‘How do you see me?’ she whispers, shifting her face against the pillow.
My throat catches as I run my eyes down her body: her hair in ringlets, her smooth browned skin, her soft-as-fuck lips, the half-moon crescents of her curves.
‘Glorious,’ I say, ‘Like Xena.’
And I take her come-lubed hand in mine, squeezing it warmly. I close my eyes. This hand could be any gender, yet deserves so much more than a split-second assignation. A hand is just that: a hand. A hand is a hand is a hand.
Later I examine my own body in the full-length mirror, a draped rainbow shawl framing its edges. I puff up my chest and broaden my shoulders, flick back my chin. Boi-ish. Then with smirk and hip-slant, I’m instantly a little more femme.

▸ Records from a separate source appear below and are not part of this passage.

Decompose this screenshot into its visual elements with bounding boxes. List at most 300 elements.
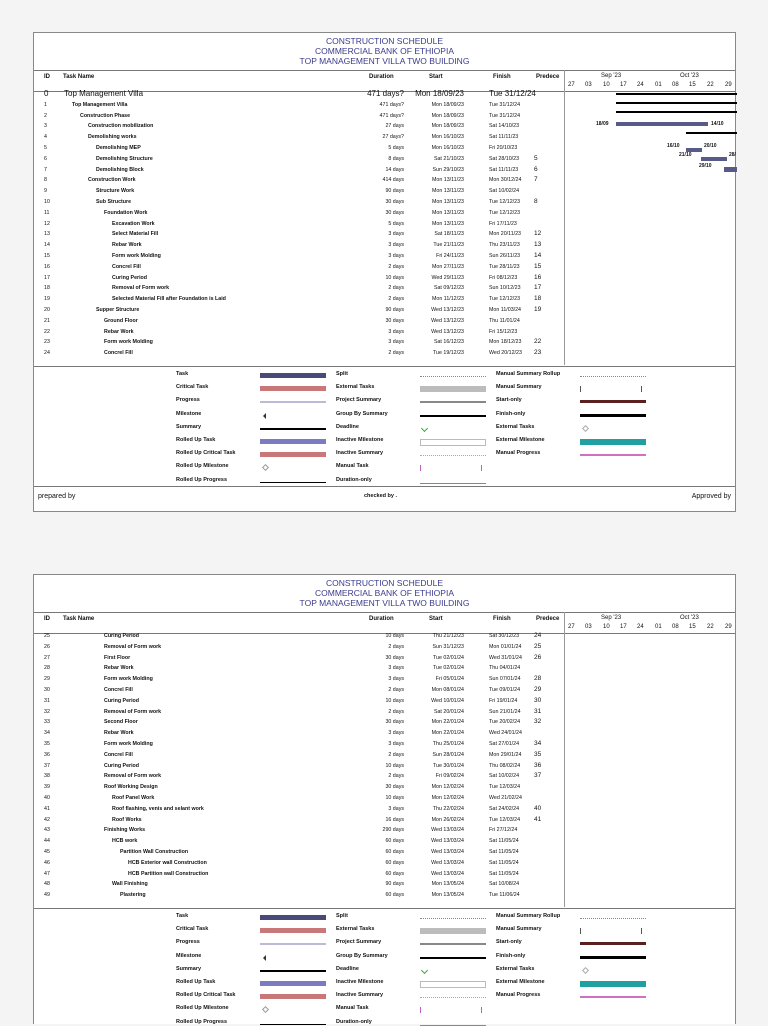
row-task-name: Concrel Fill [104,687,133,693]
row-id: 41 [44,805,50,812]
timeline-day: 03 [585,82,592,88]
row-start: Sat 18/11/23 [434,231,464,238]
timeline-day: 03 [585,624,592,630]
row-finish: Thu 11/01/24 [489,317,520,324]
row-id: 35 [44,741,50,747]
col-duration: Duration [369,616,394,622]
row-duration: 60 days [385,870,404,877]
row-task-name: Removal of Form work [104,773,162,780]
legend-label: Group By Summary [336,952,388,959]
legend-swatch [260,439,326,444]
table-row [34,859,564,867]
row-id: 6 [44,155,47,162]
row-task-name: Concrel Fill [104,350,133,357]
legend-swatch [260,915,326,920]
legend-label: Progress [176,939,200,946]
row-id: 4 [44,134,47,141]
gantt-summary-bar [616,111,737,113]
row-task-name: Top Management Villa [72,101,128,108]
row-duration: 3 days [388,242,404,249]
row-duration: 3 days [388,231,404,238]
legend-swatch [580,956,646,959]
row-duration: 90 days [385,307,404,313]
table-row [34,133,564,141]
row-finish: Sat 30/12/23 [489,633,520,639]
row-id: 17 [44,274,50,281]
legend-swatch [260,401,326,403]
row-start: Mon 12/02/24 [431,795,464,801]
row-duration: 2 days [388,296,404,303]
col-predecessors: Predece [536,74,560,80]
legend [34,366,735,487]
row-finish: Sat 24/02/24 [489,805,520,812]
row-id: 48 [44,881,50,888]
title-line-2: COMMERCIAL BANK OF ETHIOPIA [314,588,454,598]
legend-label: Split [336,371,348,377]
table-row [34,90,564,98]
row-predecessor: 7 [534,176,538,184]
row-start: Mon 13/11/23 [431,209,464,216]
legend-label: Group By Summary [336,410,388,417]
legend-swatch [420,483,486,484]
row-id: 37 [44,762,50,769]
row-task-name: Removal of Form work [104,708,162,715]
table-row [34,708,564,716]
row-start: Tue 02/01/24 [432,665,464,672]
legend-label: Project Summary [336,939,382,946]
row-duration: 60 days [385,849,404,855]
legend-swatch [260,452,326,457]
task-table [34,632,735,907]
col-finish: Finish [493,74,511,80]
row-start: Wed 10/01/24 [431,697,464,704]
row-duration: 2 days [388,773,404,780]
row-finish: Tue 28/11/23 [489,263,520,270]
table-row [34,783,564,791]
row-id: 38 [44,773,50,780]
approved-by-label: Approved by [691,493,731,500]
gantt-date-label: 14/10 [711,121,724,127]
legend-swatch [420,957,486,959]
row-duration: 16 days [385,816,404,823]
row-start: Wed 29/11/23 [431,274,464,281]
legend-swatch [580,414,646,417]
legend-swatch [420,401,486,403]
row-start: Sat 20/01/24 [433,708,464,715]
table-row [34,328,564,336]
row-predecessor: 26 [534,653,542,661]
legend-label: Inactive Summary [336,992,384,999]
row-finish: Fri 15/12/23 [489,328,518,335]
page-title [34,578,735,608]
row-task-name: Ground Floor [104,317,138,324]
row-id: 18 [44,285,50,292]
legend-swatch [260,428,326,430]
row-start: Mon 13/05/24 [431,881,464,888]
legend-label: Summary [176,423,202,430]
row-task-name: Demolishing works [88,134,137,141]
table-row [34,187,564,195]
row-id: 20 [44,307,50,313]
row-task-name: Demolishing MEP [96,145,141,151]
legend-label: Rolled Up Task [176,979,216,985]
timeline-month: Oct '23 [680,615,699,621]
row-predecessor: 30 [534,696,542,704]
col-task-name: Task Name [63,616,95,622]
row-finish: Wed 24/01/24 [489,730,522,737]
row-task-name: Excavation Work [112,220,155,227]
table-row [34,686,564,694]
legend-swatch [420,943,486,945]
row-task-name: Rebar Work [104,328,134,335]
legend-label: Deadline [336,965,359,972]
row-task-name: Rebar Work [112,242,142,249]
legend-label: Manual Progress [496,450,541,457]
table-row [34,675,564,683]
row-id: 3 [44,123,47,130]
row-duration: 3 days [388,339,404,346]
row-task-name: Selected Material Fill after Foundation is Laid [112,296,226,303]
legend-label: Critical Task [176,384,209,391]
legend-swatch [580,386,642,392]
row-finish: Sun 07/01/24 [489,676,521,683]
row-duration: 290 days [382,827,404,834]
legend-label: Task [176,913,189,919]
legend-label: Milestone [176,410,202,417]
row-predecessor: 28 [534,675,542,683]
row-predecessor: 25 [534,642,542,650]
legend-label: Progress [176,397,200,404]
legend-swatch [420,415,486,417]
col-id: ID [44,616,50,622]
legend-swatch [262,1006,269,1013]
row-start: Mon 08/01/24 [431,687,464,693]
row-finish: Tue 20/02/24 [489,719,521,726]
row-id: 32 [44,708,50,715]
row-finish: Tue 11/06/24 [489,892,520,899]
row-id: 19 [44,296,50,303]
timeline-day: 17 [620,624,627,630]
row-duration: 90 days [385,881,404,888]
row-task-name: Plastering [120,892,146,899]
row-finish: Mon 18/12/23 [489,339,522,346]
legend-label: Manual Task [336,463,369,470]
row-finish: Fri 27/12/24 [489,827,518,834]
page-title [34,36,735,66]
table-row [34,263,564,271]
legend-swatch [420,981,486,988]
row-start: Sun 31/12/23 [432,643,464,650]
row-id: 15 [44,253,50,259]
row-id: 47 [44,870,50,877]
row-finish: Tue 12/12/23 [489,199,521,205]
row-start: Thu 22/02/24 [432,805,464,812]
table-row [34,306,564,314]
gantt-summary-bar [616,93,737,95]
row-predecessor: 32 [534,718,542,726]
gantt-date-label: 21/10 [679,152,692,158]
row-finish: Tue 12/03/24 [489,784,521,791]
row-start: Mon 18/09/23 [431,123,464,130]
legend-swatch [580,981,646,987]
legend-swatch [420,1007,482,1013]
row-id: 30 [44,687,50,693]
row-predecessor: 15 [534,262,542,270]
row-id: 36 [44,751,50,758]
table-row [34,891,564,899]
row-id: 14 [44,242,50,249]
row-duration: 471 days? [379,101,404,108]
legend-swatch [420,918,486,920]
row-duration: 2 days [388,687,404,693]
row-duration: 30 days [385,209,404,216]
legend-swatch [260,928,326,933]
table-row [34,664,564,672]
row-predecessor: 31 [534,707,542,715]
schedule-page-1 [33,32,736,512]
row-task-name: Wall Finishing [112,881,148,888]
row-task-name: Rebar Work [104,730,134,737]
table-row [34,166,564,174]
col-id: ID [44,74,50,80]
timeline-month: Oct '23 [680,73,699,79]
row-id: 25 [44,633,50,639]
row-id: 11 [44,209,50,216]
row-duration: 30 days [385,719,404,726]
table-row [34,220,564,228]
row-task-name: Structure Work [96,188,135,195]
legend-swatch [420,465,482,471]
legend-swatch [420,1025,486,1026]
row-id: 9 [44,188,47,195]
row-finish: Fri 17/11/23 [489,220,517,227]
row-duration: 2 days [388,285,404,292]
row-predecessor: 41 [534,815,542,823]
col-duration: Duration [369,74,394,80]
legend-label: Rolled Up Progress [176,476,228,483]
signature-footer [34,486,735,514]
row-finish: Sun 26/11/23 [489,253,521,259]
legend-label: Inactive Milestone [336,437,384,443]
row-duration: 3 days [388,730,404,737]
row-task-name: Curing Period [104,633,140,639]
row-id: 5 [44,145,47,151]
table-row [34,740,564,748]
row-finish: Thu 23/11/23 [489,242,520,249]
row-finish: Sat 11/11/23 [489,134,519,141]
legend-swatch [580,376,646,378]
row-task-name: Roof flashing, venis and selant work [112,805,204,812]
legend-label: Manual Summary Rollup [496,913,561,919]
row-duration: 30 days [385,654,404,661]
row-predecessor: 12 [534,230,542,238]
legend-label: Finish-only [496,410,526,417]
row-duration: 2 days [388,708,404,715]
row-id: 27 [44,654,50,661]
row-finish: Sun 10/12/23 [489,285,521,292]
row-start: Tue 30/01/24 [432,762,464,769]
row-id: 0 [44,89,49,98]
row-id: 45 [44,849,50,855]
table-row [34,751,564,759]
legend-swatch [260,994,326,999]
row-id: 34 [44,730,50,737]
legend-swatch [580,439,646,445]
table-row [34,643,564,651]
row-start: Mon 13/11/23 [431,220,464,227]
legend-label: Rolled Up Milestone [176,1005,229,1012]
row-id: 24 [44,350,50,357]
row-start: Mon 18/09/23 [431,101,464,108]
row-duration: 8 days [388,155,404,162]
timeline-day: 22 [707,82,714,88]
row-finish: Sat 10/08/24 [489,881,520,888]
table-row [34,762,564,770]
row-task-name: Removal of Form work [104,643,162,650]
legend-swatch [421,425,428,432]
table-row [34,230,564,238]
row-start: Mon 18/09/23 [415,89,464,98]
row-task-name: Curing Period [104,762,140,769]
legend-label: External Milestone [496,437,545,443]
row-task-name: Supper Structure [96,307,140,313]
row-start: Mon 22/01/24 [431,730,464,737]
gantt-date-label: 28/ [729,152,736,158]
legend-swatch [580,400,646,403]
timeline-day: 22 [707,624,714,630]
row-id: 31 [44,697,50,704]
title-line-1: CONSTRUCTION SCHEDULE [325,36,444,46]
legend-swatch [420,928,486,934]
legend-swatch [420,455,486,457]
legend-swatch [582,425,589,432]
row-predecessor: 19 [534,306,542,313]
table-row [34,112,564,120]
row-task-name: HCB Exterior wall Construction [128,859,207,866]
row-finish: Sat 14/10/23 [489,123,520,130]
col-finish: Finish [493,616,511,622]
table-row [34,794,564,802]
legend-swatch [420,439,486,446]
row-start: Fri 24/11/23 [436,253,464,259]
timeline-day: 08 [672,624,679,630]
row-task-name: Foundation Work [104,209,148,216]
row-duration: 2 days [388,263,404,270]
row-predecessor: 18 [534,295,542,303]
row-task-name: Roof Works [112,816,142,823]
row-id: 7 [44,166,47,173]
row-id: 2 [44,112,47,119]
table-row [34,295,564,303]
row-duration: 30 days [385,317,404,324]
row-duration: 3 days [388,665,404,672]
timeline-header [564,613,735,633]
row-id: 8 [44,177,47,184]
row-duration: 90 days [385,188,404,195]
row-id: 16 [44,263,50,270]
row-predecessor: 35 [534,750,542,758]
row-finish: Mon 20/11/23 [489,231,522,238]
row-task-name: Roof Working Design [104,784,158,791]
row-finish: Tue 12/12/23 [489,209,521,216]
legend-label: Rolled Up Critical Task [176,450,236,457]
row-start: Mon 27/11/23 [431,263,464,270]
timeline-day: 15 [689,82,696,88]
table-row [34,816,564,824]
row-duration: 2 days [388,643,404,650]
table-row [34,718,564,726]
row-finish: Sat 11/05/24 [489,870,519,877]
table-row [34,284,564,292]
title-line-3: TOP MANAGEMENT VILLA TWO BUILDING [299,56,470,66]
legend-label: Project Summary [336,397,382,404]
legend-swatch [420,386,486,392]
row-task-name: HCB work [112,838,138,845]
row-start: Mon 13/11/23 [431,177,464,184]
row-start: Mon 11/12/23 [431,296,464,303]
table-row [34,176,564,184]
row-finish: Mon 01/01/24 [489,643,522,650]
table-row [34,155,564,163]
legend-label: Summary [176,965,202,972]
row-start: Mon 13/05/24 [431,892,464,899]
row-id: 26 [44,643,50,650]
row-duration: 471 days? [379,112,404,119]
row-task-name: Form work Molding [104,676,153,683]
row-duration: 2 days [388,350,404,357]
row-start: Fri 05/01/24 [435,676,464,683]
legend-swatch [580,996,646,998]
row-finish: Sat 10/02/24 [489,188,520,195]
table-row [34,848,564,856]
row-finish: Sat 11/11/23 [489,166,519,173]
legend-label: Inactive Milestone [336,979,384,985]
legend-label: Duration-only [336,476,372,483]
table-row [34,252,564,260]
table-row [34,144,564,152]
row-predecessor: 23 [534,349,542,357]
row-predecessor: 40 [534,804,542,812]
row-task-name: Construction Phase [80,112,131,119]
row-duration: 5 days [388,220,404,227]
row-start: Sat 16/12/23 [433,339,464,346]
legend-label: Critical Task [176,926,209,933]
row-task-name: Select Material Fill [112,231,159,238]
row-start: Fri 09/02/24 [435,773,464,780]
legend-swatch [421,967,428,974]
row-finish: Sat 11/05/24 [489,849,519,855]
row-id: 40 [44,795,50,801]
table-row [34,338,564,346]
row-task-name: Second Floor [104,719,138,726]
row-finish: Wed 31/01/24 [489,654,522,661]
legend-label: External Tasks [496,423,535,430]
row-predecessor: 34 [534,740,542,747]
table-row [34,826,564,834]
prepared-by-label: prepared by [38,493,76,500]
row-task-name: First Floor [104,654,131,661]
row-duration: 3 days [388,805,404,812]
timeline-day: 10 [603,624,610,630]
table-row [34,101,564,109]
row-duration: 60 days [385,892,404,899]
row-finish: Sun 21/01/24 [489,708,521,715]
row-task-name: Concrel Fill [112,263,141,270]
row-duration: 10 days [385,697,404,704]
row-task-name: Removal of Form work [112,285,170,292]
row-task-name: Top Management Villa [64,89,144,98]
legend-swatch [260,373,326,378]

‘What even are bodies?’ I wonder, as I lovingly glance at silvered scars and stretch marks, grin at whimsical ink choices and clusters of dark hair. What even are bodies? And how is it possible for bodies to be both solid and fluid, malleable and enhanceable: created to contain multitudes? If we are nothing more or less than the sum of our parts, then can we be everything and anything we want all at once?
In dark jacket with slicked-back hair, I’m ‘sir’ at the grocery store but a quick reflex to ‘ma’am’ as soon as they notice my lips, plumped swollen from windburn. What if I could be both? What if, beyond ‘both’, I was even more?
I text my long-distance partner every day. We cultivate a world where skin can be marked and touched despite kilometres, can be transformed and altered on a whim. Breasts morph to chest to tits and transform back again. Their body becomes her body becomes his – warm-soft hills of sand shifting to shimmering ocean waves. Type, touch, gasp, breathe, send. The glorious text-speak of two creatives, our words exploring gender fluidity, our words landscaping bodies.
Before I began to make physical changes to my body (tattoos, piercings, surgery), I felt dark and heavy. I used the creativity and softness of language and perception to blur the edges of the parts of my body I hated, gave voice and touch to those parts I loved. And to the people I loved, as we navigated the physicality of our trans bodies.
To be assigned a gender you are not, to have rigid rules and roles forced upon you, is nothing short of cruelty. Especially when gender itself is socially constructed: the binarist vocabulary of colonisers attempting to claim authority over something so very variable and exceptional.
Therefore to reassign yourself, to embrace your gender and reclaim autonomy over your body, is power. And to play with terms and labels, reimagining and reframing, is to power the fuck up!
And as I bask in full sun day-lit bedroom, our bodies naked and licked with sweat, I know I can be any body I want. Cock can be pussy can be clit with one touch, one word, one glance.
And it’s not just about words and their weight, not just about the power of renaming or the refashioning of perspectives. It’s about bodies being bodies being breathtaking bodies. It’s about shedding cis labels and letting the light in. It’s about seeing, speaking, feeling, knowing what we are: magically reframed and flaming glorious.